A few topics I’ve been reading/listening about lately. They seem connected somehow: Polyamory, alarming low birthrates across the world, the evolution of mate preference in ducks (it’s not what you may think), the emasculation of modern boys, and parents who regret having children.
Polyamory is a fancy word that refers to a lifestyle where the participants embrace the belief that more is merrier. My take is that polyamory is like sword swallowing, a demonstration you might ogle in disbelief, but not one you’d want to try for yourself. And when polyamorists aren’t having sex they’re talking about it, ceaselessly, according to one participant. You should not assume all polyamorists are pro-natalists. Pro what? Pro more babies. There seems to be a species of Groupthink that has formed into an advocacy promoting the idea that having more babies who will grow up to be super smart, and start up their own tech companies in San Francisco – and as adults make even more babies – is going to save the world. Because apparently Paul Erlich’s 1968 tocsin, The Population Bomb, turned out to be less of an explosion and more like a dud. Unless you exist in the largest slums in India, or certain places in sub-Saharan Africa.
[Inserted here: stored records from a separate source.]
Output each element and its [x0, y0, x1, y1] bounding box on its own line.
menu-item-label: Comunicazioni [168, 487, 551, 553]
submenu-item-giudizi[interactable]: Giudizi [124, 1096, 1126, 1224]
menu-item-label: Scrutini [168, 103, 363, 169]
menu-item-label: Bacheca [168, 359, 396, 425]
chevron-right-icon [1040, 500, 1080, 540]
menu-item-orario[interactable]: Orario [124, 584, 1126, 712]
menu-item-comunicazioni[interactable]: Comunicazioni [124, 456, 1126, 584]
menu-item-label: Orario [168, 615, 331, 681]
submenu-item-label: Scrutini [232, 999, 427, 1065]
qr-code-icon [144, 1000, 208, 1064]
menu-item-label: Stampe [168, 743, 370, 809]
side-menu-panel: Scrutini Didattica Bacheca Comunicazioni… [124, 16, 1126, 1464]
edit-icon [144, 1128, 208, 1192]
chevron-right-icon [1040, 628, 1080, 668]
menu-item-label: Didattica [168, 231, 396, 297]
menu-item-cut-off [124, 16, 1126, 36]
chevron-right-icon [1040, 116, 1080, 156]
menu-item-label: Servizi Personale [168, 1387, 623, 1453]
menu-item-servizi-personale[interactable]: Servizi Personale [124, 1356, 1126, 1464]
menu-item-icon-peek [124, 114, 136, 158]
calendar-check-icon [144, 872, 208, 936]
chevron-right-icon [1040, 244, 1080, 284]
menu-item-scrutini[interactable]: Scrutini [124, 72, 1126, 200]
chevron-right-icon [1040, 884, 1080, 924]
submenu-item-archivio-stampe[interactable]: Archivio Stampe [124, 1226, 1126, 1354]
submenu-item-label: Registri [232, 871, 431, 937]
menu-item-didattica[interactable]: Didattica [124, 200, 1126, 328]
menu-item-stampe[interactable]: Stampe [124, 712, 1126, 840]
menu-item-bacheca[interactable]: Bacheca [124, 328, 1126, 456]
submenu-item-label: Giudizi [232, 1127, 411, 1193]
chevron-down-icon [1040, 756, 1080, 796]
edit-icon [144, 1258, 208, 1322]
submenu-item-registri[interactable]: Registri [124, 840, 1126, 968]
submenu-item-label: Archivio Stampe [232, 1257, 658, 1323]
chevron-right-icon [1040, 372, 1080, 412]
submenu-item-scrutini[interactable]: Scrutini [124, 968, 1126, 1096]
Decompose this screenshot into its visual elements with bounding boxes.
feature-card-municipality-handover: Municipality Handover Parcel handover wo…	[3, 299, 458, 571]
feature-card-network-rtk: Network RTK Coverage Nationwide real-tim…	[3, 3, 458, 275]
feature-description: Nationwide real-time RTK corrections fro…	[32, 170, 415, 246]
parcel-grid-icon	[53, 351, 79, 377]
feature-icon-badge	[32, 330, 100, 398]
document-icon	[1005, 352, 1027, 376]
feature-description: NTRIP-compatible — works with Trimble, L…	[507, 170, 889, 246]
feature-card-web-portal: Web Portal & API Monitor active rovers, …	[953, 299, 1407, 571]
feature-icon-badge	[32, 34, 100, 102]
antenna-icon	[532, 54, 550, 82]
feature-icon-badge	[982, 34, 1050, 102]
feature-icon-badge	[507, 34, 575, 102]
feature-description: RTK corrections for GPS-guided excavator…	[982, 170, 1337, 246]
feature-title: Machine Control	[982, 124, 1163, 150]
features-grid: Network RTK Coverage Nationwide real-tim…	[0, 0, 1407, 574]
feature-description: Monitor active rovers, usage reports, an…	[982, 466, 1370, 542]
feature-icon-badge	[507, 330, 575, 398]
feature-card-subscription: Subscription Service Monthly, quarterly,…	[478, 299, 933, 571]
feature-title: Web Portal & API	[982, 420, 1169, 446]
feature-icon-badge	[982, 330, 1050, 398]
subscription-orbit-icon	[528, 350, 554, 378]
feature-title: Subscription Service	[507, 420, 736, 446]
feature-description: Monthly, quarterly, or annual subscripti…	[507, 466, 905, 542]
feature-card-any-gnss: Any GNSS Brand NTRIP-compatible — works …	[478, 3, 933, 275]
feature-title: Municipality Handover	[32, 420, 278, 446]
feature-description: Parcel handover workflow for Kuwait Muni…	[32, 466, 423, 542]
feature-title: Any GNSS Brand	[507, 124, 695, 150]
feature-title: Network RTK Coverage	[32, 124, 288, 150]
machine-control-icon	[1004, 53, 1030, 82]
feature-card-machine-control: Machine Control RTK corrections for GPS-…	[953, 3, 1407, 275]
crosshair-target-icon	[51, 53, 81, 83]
Then maybe Paul was right. But if you’re a tech-bro (or tech-sis) in San Francisco, to pay forward your genetic gift of brilliance, it behooves you to get those world-saving genes inside you, into as many new copies of yourself as possible. Be careful though. There is disquieting evidence that in developed countries as many as one in ten parents regret having children. Maybe these parents did not possess the “genetic gift” to pass on to their children that many new pro-natalists believe they have?
There is another, older species of Groupthink morally opposed to the goals of pro-natalism called – unsurprisingly – anti-natalism. Adherents of this worldview believe all humans should resist the urge to procreate; they claim that the fewer humans there are to experience the misery of this world, the better. Supposedly, the philosopher Schoepenhauer was an anti-natalist. In our modern era, certain gene determinists, people who believe that the constitution of your genome mostly determines the quality of human being you’ll become, argue that being child-free by choice represents the victory of mind over the imperative of its creator. To me, this is an illogical counter-argument they make which exposes a glaring contradiction. Namely, that the genes that make a human brain, a brain that concludes it doesn’t want children, were selected by evolution for reproductive success! If that contradiction isn’t as obvious to you as it is to me, email me, I’ll do my best to unpack it for you.
Speaking of reproduction – guess what species has the largest penis? The horse? Not even close. Simple physics explains how corkscrews work to extract a wine cork. Yet nobody – I mean nobody – knows how the Lake Duck’s corkscrew cock came to be so…well, huge and out of proportion to its body size. It’s a mystery, a marvel of biology. In the book I’m reading, the author floats the hypothesis that the serpentine vagina of the female admits only compatibly spiraled penises, so the two likely co-evolved as a means for the female to choose specific males to mate with. A drake without a suitably spiraled penis would not be able to penetrate the female far enough to deliver his seed where it needs to be to successfully fertilize her. Think lock and key. The author hypothesizes that this is the girls’ way of avoiding forced copulation with drakes she’s just not into. Forced copulation being a less inflammatory synonym that biologists use for gang rape. Because sorry to have to break it to you, but red-in-tooth-and-claw gang rape near the pond is, unfortunately for the female duck, usual
In the end, all creatures great and small, us included, are marionettes in a large circus we call life. There are real world inputs, and a creature’s experience of them. That’s it. Which circus tent you land in is not of your choosing, and has less to do with the constitution of your genome and more to do with the values of your lifelong sensory inputs, aka experiences.